Сейчас уже почти не осталось сомнений, что и розыгрыш с убийством врача, и приезд на квартиру Алексея, и все последующее — дело рук одних и тех же людей. И лишь одно оставалось ему совершенно непонятным: зачем все это понадобилось?
Он решительно ничего не понимал. И буквально от отчаяния, прекрасно зная, что уж эти-то двое простых исполнителей и подавно не станут с ним объясняться, все же спросил:
— Так вы продолжаете этот глупый розыгрыш?
Слова его прозвучали довольно жалко.
— Это не розыгрыш.
— Тогда что же это?
— Разве вам не объяснили?
— Конечно, мне объяснили! Но не могу же я всерьез поверить, что у нас в России существует тайная организация, занимающаяся вербовкой добровольцев для каких-то там инопланетных дел.
— Не можете? Почему?
— Потому что это глупо! — выпалил Глеб. — Потому что никто и никогда…
— Не вернулся, чтобы об этом рассказать? Совершенно верно. Это входит в условия нашего договора. Вы ведь знаете: на Земле ежедневно исчезают сотни людей. Часть из них попадает к нам. Впрочем, мы не собираемся вас ни в чем убеждать. Желающих слишком много. Так что вы либо соглашаетесь, либо нет.
— А если я сейчас откажусь и потом расскажу о вас?
— Выбор все еще за вами. Вам все равно никто не поверит, а если будете слишком настаивать — угодите в сумасшедший дом.
— А может быть, дело гораздо проще и вам нужны добровольцы для Чечни или еще какого-нибудь горячего региона?
— Калеки никому не нужны, — жестко отрезал первый.
Эта короткая бесспорная фраза как бы подвела черту под всем спором, под всеми его последними сомнениями. Самое главное — то, из-за чего он согласился с бредовыми предложениями Аркадия Димитриевича, было наконец сказано.

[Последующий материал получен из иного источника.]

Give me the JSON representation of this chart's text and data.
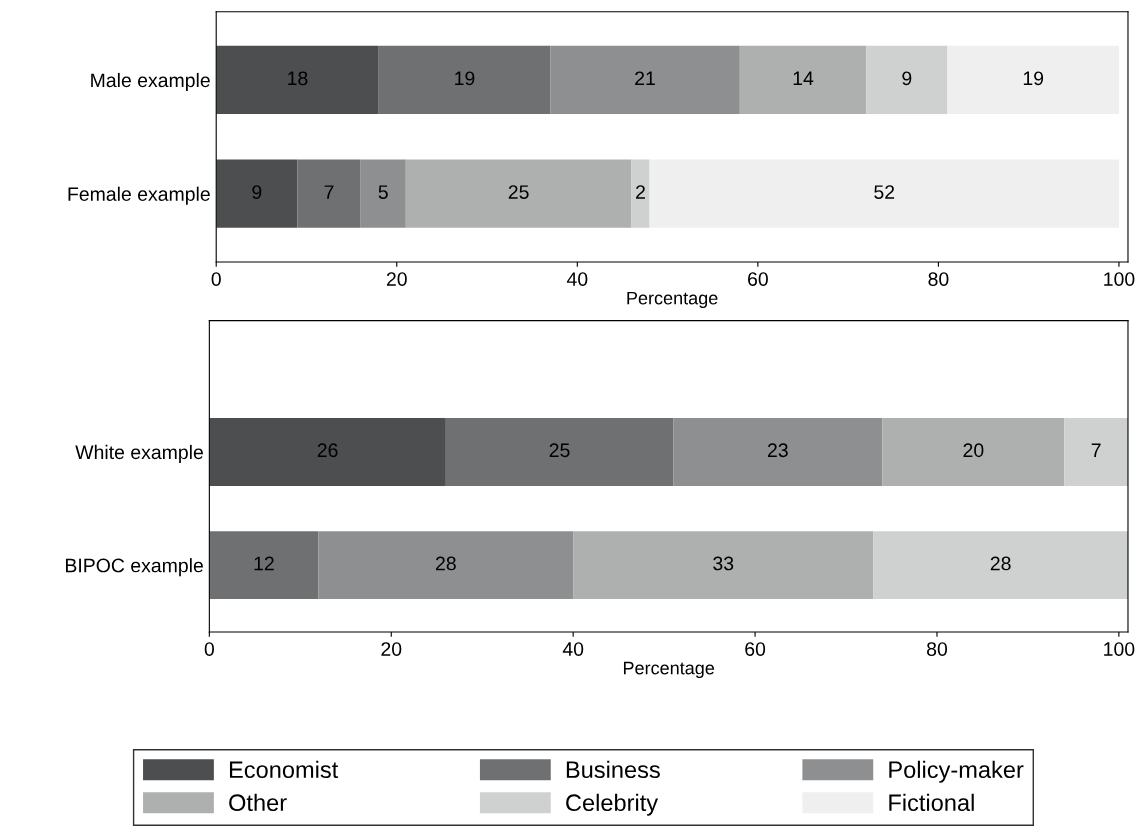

— А вы действительно сможете это сделать? Ну, я имею в виду ноги… Врачи сказали, повреждения такого рода не восстанавливаются…
— У нашей медицины другие методы.
— Я должен что-нибудь подписать?
— Вполне достаточно устного согласия. Если вы решитесь, вам уже никогда не представится возможность нарушить договор с нами. Итак?
— Я согласен, — ответил он, больше не раздумывая, может, оттого, что был уверен: им все равно никогда не удастся выполнить свою часть договора, не удастся вылечить его…
— Закатайте рукав. Я должен сделать инъекцию. — Один их них уже доставал шприц незнакомой конструкции, и лишь тогда, впервые, Глеб по-настоящему испугался. В конце концов, дело оборачивалось вовсе не шуткой, а снова этим проклятым шприцем… Он слышал страшные рассказы о замороженных человеческих органах, контрабандой перевозившиеся за рубеж… Если не считать ноги, все остальное в его теле вполне годилось для этого…
Но отступать теперь поздно. Если догадка верна, ему все равно не дадут уйти из этой комнаты… Он даже не сумеет самостоятельно развернуть свое кресло… Оставался пистолет, но стрелять в людей, с которыми он только что заключил пусть даже не совсем понятный и не совсем честный договор, показалось ему неприличным.
И еще одно его остановило — эти мрачные подозрения никак не увязывались с картиной. А Глеб не сомневался, что все посыпавшиеся на него как из рога изобилия события, перевернувшие всю жизнь, каким-то, пока еще совершенно непонятным, образом связаны именно с картиной…
Последнее, что Глеб запомнил, была высокая фигура склонившегося над ним человека…
Очнулся Глеб с абсолютно ясной головой. Такой головы не бывает после наркоза — это он знал совершенно точно.
Яркий зеленый свет, пробивавшийся сквозь веки, заставил его почти мгновенно открыть глаза.
Он лежал в густой траве, закрывавшей от него все пространство вокруг. Он видел лишь эту высокую траву с вкраплениями полевых цветов и небольшой кусок неба над головой. Вот только небо это было такой невероятной голубизны, какой он никогда не видел раньше.
Он лежал на заросшем травой холме, вокруг свиристели птицы, и ароматы цветов, давно забытые в огромном задымленном городе, тянулись к нему отовсюду. Если это больничная палата, то весьма странная…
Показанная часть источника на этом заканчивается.